Binding free energy curves calculated from simulations based on non-sequence-specific homogenous electrostatic potential and IDEA potential models.
The predicted free energy profiles were computed as a function of the Protein-DNA center of mass (COM) distance, comparing the non-sequence-specific homogenous electrostatic potential (H Potential) model (black) and the IDEA potential model (red). The line represents the mean free energy calculated from three equal partitions of the simulation trajectories, and the shaded areas were calculated as the standard deviation.

Prediction of protein-DNA binding free energy with the non-sequence-specific homogeneous electrostatic potential model.
Comparison between the simulation-predicted and experimentally-assessed binding free energies for 9 protein-DNA complexes. The simulation free energies were computed using a non-sequence-specific homogenous electrostatic potential (H potential) model. The predicted binding free energies are presented in physical units. Error bars represent the standard deviation of the mean. See Figure S13 for additional details.

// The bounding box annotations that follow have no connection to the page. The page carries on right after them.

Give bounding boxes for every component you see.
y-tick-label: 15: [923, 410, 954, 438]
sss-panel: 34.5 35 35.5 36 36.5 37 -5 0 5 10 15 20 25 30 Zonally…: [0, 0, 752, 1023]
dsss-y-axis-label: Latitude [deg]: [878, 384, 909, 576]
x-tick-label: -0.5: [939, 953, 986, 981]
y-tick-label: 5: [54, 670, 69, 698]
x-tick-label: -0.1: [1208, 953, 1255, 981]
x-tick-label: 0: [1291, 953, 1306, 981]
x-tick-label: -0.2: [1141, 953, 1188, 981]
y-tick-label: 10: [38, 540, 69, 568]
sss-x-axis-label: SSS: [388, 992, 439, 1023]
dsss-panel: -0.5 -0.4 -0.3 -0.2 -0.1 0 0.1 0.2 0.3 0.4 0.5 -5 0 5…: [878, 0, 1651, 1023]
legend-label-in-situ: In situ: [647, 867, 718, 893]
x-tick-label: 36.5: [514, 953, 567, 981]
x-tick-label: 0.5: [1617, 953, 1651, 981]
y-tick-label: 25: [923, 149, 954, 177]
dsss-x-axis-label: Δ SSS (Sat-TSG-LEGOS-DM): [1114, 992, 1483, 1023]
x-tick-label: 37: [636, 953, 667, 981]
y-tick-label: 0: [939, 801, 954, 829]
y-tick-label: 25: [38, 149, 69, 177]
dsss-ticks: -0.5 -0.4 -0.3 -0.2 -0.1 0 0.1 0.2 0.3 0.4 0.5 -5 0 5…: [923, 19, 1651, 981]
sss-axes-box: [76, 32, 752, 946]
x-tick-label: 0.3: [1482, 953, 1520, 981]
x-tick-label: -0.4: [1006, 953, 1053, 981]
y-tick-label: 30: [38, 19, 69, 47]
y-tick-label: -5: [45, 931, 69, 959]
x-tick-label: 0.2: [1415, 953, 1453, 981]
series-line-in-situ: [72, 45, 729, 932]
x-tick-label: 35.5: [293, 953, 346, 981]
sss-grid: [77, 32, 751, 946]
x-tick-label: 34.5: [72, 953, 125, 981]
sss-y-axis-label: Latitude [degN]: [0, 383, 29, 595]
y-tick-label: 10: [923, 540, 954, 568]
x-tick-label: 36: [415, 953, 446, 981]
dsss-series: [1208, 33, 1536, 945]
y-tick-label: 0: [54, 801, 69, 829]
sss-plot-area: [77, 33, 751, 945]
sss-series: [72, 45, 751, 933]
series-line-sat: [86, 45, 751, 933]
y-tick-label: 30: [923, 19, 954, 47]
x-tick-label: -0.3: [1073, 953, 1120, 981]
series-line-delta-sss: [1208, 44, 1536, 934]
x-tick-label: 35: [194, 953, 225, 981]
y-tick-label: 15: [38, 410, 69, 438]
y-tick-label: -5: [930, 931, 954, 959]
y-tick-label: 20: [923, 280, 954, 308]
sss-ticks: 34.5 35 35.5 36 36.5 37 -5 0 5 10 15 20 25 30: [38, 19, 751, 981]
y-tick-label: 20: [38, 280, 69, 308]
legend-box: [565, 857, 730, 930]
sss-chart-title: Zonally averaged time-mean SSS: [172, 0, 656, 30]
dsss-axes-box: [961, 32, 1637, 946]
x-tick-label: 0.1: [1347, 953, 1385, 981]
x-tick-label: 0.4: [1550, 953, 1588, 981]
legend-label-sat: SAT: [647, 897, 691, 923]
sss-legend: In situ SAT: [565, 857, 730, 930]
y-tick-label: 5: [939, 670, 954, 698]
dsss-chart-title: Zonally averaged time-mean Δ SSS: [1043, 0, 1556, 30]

Effect of the number of decoy sequences on model generalizability and transferrability.
(A-B) Evaluation of IDEA’s generalizability across different decoy numbers, corresponding to Figure 2E. Violin plots summarize the distribution of AUC (A) and PRAUC (B) scores for three decoy combinations. (C-D) Analysis of IDEA transferability within the MAX CATH superfamily, corresponding to Figure 3A. Violin plots summarize the distribution of Pearson correlation coefficients (C) and Spearman’s rank correlation coefficients (D) between predicted and experimental binding affinities for three decoy combinations. In each violin plot, the thick grey bar represents the interquartile range (first to third quartiles), and the thin line extends to 1.5 times the interquartile range. Individual data are depicted as scattered black points, and the white dot represents the median. Sample sizes (n) are labeled above each group. The three tested decoy combinations include: 100 DNA + 1000 protein decoys (DNA100Pro1000), 1000 DNA + 1000 protein decoys (DNA1000Pro1000), and 1000 DNA + 10000 protein decoys (DNA1000Pro10000). The consistent performance across all decoy combinations demonstrates the robustness of the model’s prediction with respect to the number of decoy sequences.

Raw AUC scores for distinguishing strong and weak binders across 22 proteins from 12 protein families using six different prediction methods: IDEA, IDEA augmented with binding sequences (IDEA-seq), ProBound,31 DeepBind,24 DBD-Hunter46 and rCLAMPS36

Raw PRAUC scores for distinguishing strong and weak binders across 22 proteins from 12 protein families using six different prediction methods: IDEA, IDEA augmented with binding sequences (IDEA-seq), ProBound,31 DeepBind,24 DBD-Hunter46 and rCLAMPS36



This table reports the number of atoms within the cutoff distances from the Cα atoms for all the protein-DNA structures used in this study. For each structure, we selected the DNA atom type (C5 or P) with the largest sum of occurrences within 8°A, 9°A, and 10°A distances from surrounding Cα atoms for modeling. For protein YY1 (PDB ID: 1ubd), where the counts for C5 and P were identical, both models trained on C5 and P achieved an AUC score and PRAUC score of 1.0 for distinguishing strong from weak binders of the HT-SELEX dataset (Figure S4).
The R2 values for 10-fold cross-validation on the HT-SELEX dataset were 0.68 for the C5-trained model and 0.647 for the P-trained model. Figures S4, S5, and S7 use the result from the C5-trained model for YY1.